We aimed to estimate the diagnostic accuracy of early biomarkers for MI, the prognostic accuracy of biomarkers for major adverse cardiac adverse events (MACEs) in troponin-negative patients, the diagnostic accuracy of CTCA and exercise ECG for coronary artery disease (CAD) and the prognostic accuracy of CTCA and exercise ECG for MACEs in patients with suspected ACS. We then aimed to estimate the cost-effectiveness of using alternative biomarker strategies to diagnose MI, and using biomarkers, CTCA and exercise ECG to risk-stratify troponin-negative patients.
We searched MEDLINE, MEDLINE In-Process & Other Non-Indexed Citations; Cumulative Index of Nursing and Allied Health Literature (CINAHL), EMBASE, Web of Science, Cochrane Central Database of Controlled Trials (CENTRAL), Cochrane Database of Systematic Reviews (CDSR), NHS Database of Abstracts of Reviews of Effects (DARE) and the Health Technology Assessment database from 1985 (CTCA review) or 1995 (biomarkers review) to November 2010, reviewed citation lists and contacted experts to identify relevant studies.
Diagnostic studies were assessed using the Quality Assessment of Diagnostic Accuracy Studies (QUADAS) tool and prognostic studies using a framework adapted for the project. Meta-analysis was conducted using bayesian Markov chain Monte Carlo simulation. We developed a decision-analysis model to evaluate the cost-effectiveness of alternative biomarker strategies to diagnose MI, and the cost-effectiveness of biomarkers, CTCA or exercise ECG to risk-stratify patients with a negative troponin. Strategies were applied to a theoretical cohort of patients with suspected ACS. Cost-effectiveness was estimated as the incremental cost per quality-adjusted life-year (QALY) of each strategy compared with the next most effective, taking a health-service perspective and a lifetime horizon.

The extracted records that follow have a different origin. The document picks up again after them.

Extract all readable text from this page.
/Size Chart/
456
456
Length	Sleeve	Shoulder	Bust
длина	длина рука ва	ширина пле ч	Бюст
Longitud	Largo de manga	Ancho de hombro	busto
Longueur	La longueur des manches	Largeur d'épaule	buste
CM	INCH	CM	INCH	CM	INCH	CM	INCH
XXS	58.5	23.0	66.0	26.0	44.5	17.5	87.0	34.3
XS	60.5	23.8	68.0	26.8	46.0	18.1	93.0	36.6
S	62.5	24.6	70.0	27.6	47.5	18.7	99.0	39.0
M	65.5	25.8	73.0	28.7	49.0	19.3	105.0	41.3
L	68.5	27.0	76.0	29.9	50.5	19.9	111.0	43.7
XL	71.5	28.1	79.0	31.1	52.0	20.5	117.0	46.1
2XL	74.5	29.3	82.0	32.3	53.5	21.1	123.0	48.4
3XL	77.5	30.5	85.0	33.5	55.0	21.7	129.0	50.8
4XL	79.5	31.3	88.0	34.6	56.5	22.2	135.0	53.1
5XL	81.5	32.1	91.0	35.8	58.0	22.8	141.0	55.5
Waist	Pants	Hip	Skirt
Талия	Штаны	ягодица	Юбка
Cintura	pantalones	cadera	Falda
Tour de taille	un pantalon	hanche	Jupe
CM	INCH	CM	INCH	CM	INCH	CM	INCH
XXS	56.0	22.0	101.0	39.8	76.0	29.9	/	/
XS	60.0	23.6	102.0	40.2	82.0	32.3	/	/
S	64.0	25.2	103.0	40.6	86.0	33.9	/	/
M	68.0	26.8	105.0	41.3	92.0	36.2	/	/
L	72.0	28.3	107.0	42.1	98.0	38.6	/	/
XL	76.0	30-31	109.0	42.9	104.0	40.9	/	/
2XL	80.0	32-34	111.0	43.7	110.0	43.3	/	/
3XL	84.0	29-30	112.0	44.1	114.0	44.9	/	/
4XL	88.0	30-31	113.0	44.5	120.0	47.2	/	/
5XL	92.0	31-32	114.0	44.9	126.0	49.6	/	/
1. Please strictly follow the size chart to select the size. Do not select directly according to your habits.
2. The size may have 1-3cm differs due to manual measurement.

Sensitivity and specificity (95% predictive interval) were 77% (29-96%) and 93% (46-100%) for troponin I, 80% (33-97%) and 91% (53-99%) for troponin T (99th percentile threshold), 81% (50-95%) and 80% (26-98%) for quantitative heart-type fatty acid-binding protein (H-FABP), 68% (11-97%) and 92% (20-100%) for qualitative H-FABP, 77% (19-98%) and 39% (2-95%) for ischaemia-modified albumin and 62% (35-83%) and 83% (35-98%) for myoglobin. CTCA had 94% (61-99%) sensitivity and 87% (16-100%) specificity for CAD. Positive CTCA and positive-exercise ECG had relative risks of 5.8 (0.6-24.5) and 8.0 (2.3-22.7) for MACEs. In most scenarios in the economic analysis presentation, high-sensitivity troponin measurement was the most effective strategy with an incremental cost-effectiveness ratio (ICER) of less than the £20,000-30,000/QALY threshold (ICER £7487-17,191/QALY). CTCA appeared to be the most cost-effective strategy for patients with a negative troponin, with an ICER of £11,041/QALY. However, when a lower MACE rate was assumed, CTCA had a high ICER (£262,061/QALY) and the no-testing strategy was optimal.

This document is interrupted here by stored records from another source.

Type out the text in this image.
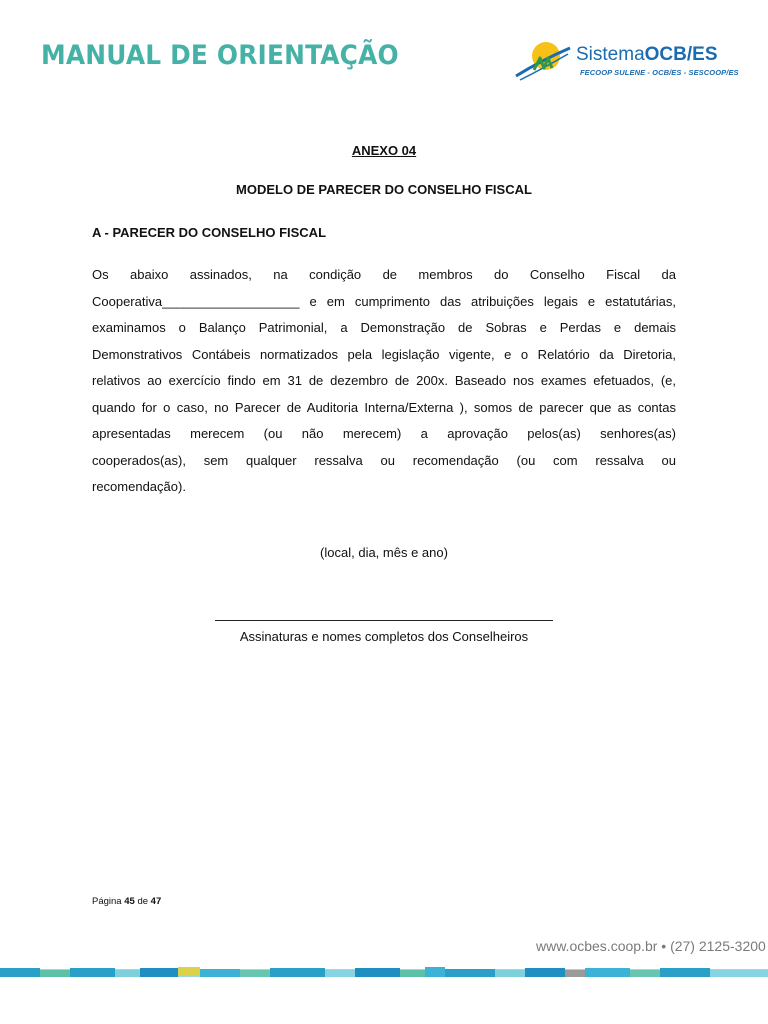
MANUAL DE ORIENTAÇÃO	SistemaOCB/ES
FECOOP SULENE - OCB/ES - SESCOOP/ES
ANEXO 04
MODELO DE PARECER DO CONSELHO FISCAL
A - PARECER DO CONSELHO FISCAL
Os abaixo assinados, na condição de membros do Conselho Fiscal da
Cooperativa___________________ e em cumprimento das atribuições legais e estatutárias,
examinamos o Balanço Patrimonial, a Demonstração de Sobras e Perdas e demais
Demonstrativos Contábeis normatizados pela legislação vigente, e o Relatório da Diretoria,
relativos ao exercício findo em 31 de dezembro de 200x. Baseado nos exames efetuados, (e,
quando for o caso, no Parecer de Auditoria Interna/Externa ), somos de parecer que as contas
apresentadas merecem (ou não merecem) a aprovação pelos(as) senhores(as)
cooperados(as), sem qualquer ressalva ou recomendação (ou com ressalva ou
recomendação).
(local, dia, mês e ano)
Assinaturas e nomes completos dos Conselheiros
Página 45 de 47
www.ocbes.coop.br • (27) 2125-3200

There was substantial variation between the primary studies and heterogeneity in their results. Findings of the economic model were dependent on assumptions regarding the value of detecting and treating positive cases.
Although presentation troponin has suboptimal sensitivity, measurement of a 10-hour troponin level is unlikely to be cost-effective in most scenarios compared with a high-sensitivity presentation troponin. CTCA may be a cost-effective strategy for troponin-negative patients, but further research is required to estimate the effect of CTCA on event rates and health-care costs.
The National Institute for Health Research Health Technology Assessment programme.